President Donald Trump, the Department of Energy, and Congress must take steps to advance the program to find a final resting place for the United States’ massive holdings of spent nuclear fuel and high-level waste, the U.S. Nuclear Infrastructure Council said Wednesday.
“It has been more than 30 years since enactment of the Nuclear Waste Policy Act (NWPA); more than 18 years since the federal government failed to meet its statutory and contractual obligation to begin removing used fuel from nuclear energy reactor sites; more than eight years since the license application review process by the U.S. Nuclear Regulatory Commission (NRC) began; and more than six years since the Obama Administration defunded the repository program and vacated the Office of Civilian Radioactive Waste Management (OCRWM),” the industry group’s Backend Working Group said in an issue brief.
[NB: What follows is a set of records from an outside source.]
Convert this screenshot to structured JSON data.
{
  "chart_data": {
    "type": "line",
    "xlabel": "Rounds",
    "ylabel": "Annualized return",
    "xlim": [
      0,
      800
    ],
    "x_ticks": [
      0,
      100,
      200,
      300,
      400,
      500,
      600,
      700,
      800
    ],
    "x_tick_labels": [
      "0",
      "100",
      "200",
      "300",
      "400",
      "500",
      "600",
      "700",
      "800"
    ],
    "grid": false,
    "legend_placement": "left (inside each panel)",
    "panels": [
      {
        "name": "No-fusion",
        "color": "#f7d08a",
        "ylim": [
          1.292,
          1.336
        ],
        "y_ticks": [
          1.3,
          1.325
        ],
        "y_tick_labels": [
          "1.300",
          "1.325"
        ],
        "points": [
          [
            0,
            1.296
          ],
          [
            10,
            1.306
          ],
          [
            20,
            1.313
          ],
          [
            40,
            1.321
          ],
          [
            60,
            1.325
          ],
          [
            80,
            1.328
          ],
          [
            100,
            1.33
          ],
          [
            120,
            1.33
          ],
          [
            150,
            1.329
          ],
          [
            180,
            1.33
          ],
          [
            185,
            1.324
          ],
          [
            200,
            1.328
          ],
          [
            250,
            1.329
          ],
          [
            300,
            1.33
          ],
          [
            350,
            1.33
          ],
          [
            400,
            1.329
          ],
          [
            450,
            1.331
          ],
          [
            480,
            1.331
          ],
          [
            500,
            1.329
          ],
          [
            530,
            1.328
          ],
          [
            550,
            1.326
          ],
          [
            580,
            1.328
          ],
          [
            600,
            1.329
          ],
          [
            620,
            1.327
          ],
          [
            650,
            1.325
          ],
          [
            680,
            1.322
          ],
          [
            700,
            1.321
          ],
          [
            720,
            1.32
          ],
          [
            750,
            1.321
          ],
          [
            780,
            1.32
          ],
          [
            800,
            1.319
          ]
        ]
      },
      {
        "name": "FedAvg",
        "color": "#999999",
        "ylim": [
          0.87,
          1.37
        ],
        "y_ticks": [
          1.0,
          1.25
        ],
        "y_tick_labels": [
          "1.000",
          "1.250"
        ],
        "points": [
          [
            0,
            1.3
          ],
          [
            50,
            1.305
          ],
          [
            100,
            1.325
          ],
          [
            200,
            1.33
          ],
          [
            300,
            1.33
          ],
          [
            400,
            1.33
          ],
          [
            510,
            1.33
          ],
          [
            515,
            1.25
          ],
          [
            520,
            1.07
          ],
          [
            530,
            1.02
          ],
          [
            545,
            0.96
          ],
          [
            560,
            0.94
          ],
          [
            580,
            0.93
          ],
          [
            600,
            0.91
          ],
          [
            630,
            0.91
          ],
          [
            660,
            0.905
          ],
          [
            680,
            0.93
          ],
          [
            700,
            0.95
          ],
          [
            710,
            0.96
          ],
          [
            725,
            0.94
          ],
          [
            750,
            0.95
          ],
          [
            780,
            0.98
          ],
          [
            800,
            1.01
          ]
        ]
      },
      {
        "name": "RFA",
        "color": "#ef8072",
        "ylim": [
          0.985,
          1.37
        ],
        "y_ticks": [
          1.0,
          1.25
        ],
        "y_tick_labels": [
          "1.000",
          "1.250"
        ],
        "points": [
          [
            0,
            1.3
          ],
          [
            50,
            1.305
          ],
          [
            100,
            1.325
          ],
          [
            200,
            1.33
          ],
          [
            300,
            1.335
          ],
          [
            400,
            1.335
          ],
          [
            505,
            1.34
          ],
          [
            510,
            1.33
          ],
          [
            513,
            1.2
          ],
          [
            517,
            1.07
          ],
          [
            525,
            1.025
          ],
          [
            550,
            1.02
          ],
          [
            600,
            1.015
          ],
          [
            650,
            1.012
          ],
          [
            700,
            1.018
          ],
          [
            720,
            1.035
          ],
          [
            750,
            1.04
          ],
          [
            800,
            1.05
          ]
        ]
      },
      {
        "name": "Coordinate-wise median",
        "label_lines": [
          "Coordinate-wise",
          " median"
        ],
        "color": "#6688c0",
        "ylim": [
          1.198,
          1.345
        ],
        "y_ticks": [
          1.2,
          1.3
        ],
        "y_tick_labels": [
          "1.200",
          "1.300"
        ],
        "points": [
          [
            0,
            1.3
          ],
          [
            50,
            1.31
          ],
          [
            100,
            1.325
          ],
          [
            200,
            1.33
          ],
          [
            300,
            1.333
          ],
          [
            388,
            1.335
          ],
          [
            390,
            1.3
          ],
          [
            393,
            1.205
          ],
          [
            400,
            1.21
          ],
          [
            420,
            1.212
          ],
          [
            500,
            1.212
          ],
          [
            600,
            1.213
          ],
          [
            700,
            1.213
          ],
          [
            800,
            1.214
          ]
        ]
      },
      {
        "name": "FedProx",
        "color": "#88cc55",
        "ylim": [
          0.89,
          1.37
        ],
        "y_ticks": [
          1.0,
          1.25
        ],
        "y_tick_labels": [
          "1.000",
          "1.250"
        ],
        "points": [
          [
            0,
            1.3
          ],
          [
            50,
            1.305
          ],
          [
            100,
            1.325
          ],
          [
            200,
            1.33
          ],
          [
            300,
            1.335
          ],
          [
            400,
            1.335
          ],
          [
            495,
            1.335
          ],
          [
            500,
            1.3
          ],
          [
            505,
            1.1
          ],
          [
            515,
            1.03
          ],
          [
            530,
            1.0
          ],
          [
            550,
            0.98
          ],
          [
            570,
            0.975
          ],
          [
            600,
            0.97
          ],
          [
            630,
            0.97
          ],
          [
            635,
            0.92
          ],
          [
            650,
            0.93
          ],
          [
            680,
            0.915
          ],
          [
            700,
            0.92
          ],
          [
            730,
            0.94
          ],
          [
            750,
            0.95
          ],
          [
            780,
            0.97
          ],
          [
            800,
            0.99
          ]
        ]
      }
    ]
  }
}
This situation has opened the federal government up to $25 billion (and counting) in liabilities from utilities left to store and manage the spent fuel, the brief says. Meanwhile, the Obama administration in 2010 canceled the Yucca Mountain repository in Nevada and replaced it with a “consent-based” plan for selecting separate commercial and defense waste storage sites. The Trump administration has not yet announced its strategy, but there are rumblings that the Yucca Mountain project could be revived.
There is today some 75,000 metric tons of spent commercial fuel stored at nuclear plants around the nation, plus another 14,000 metric tons equivalent of defense waste, Andrew Griffith, deputy assistant secretary for spent fuel and waste disposition, said Wednesday at the Waste Management Symposium in Phoenix.
The USNIC brief offers a number of recommendations, including: obtaining a Nuclear Regulatory Commission ruling on the Yucca Mountain license; pursuing consolidated interim siting of spent fuel; and preparing the infrastructure for transport of used fuel and high-level waste.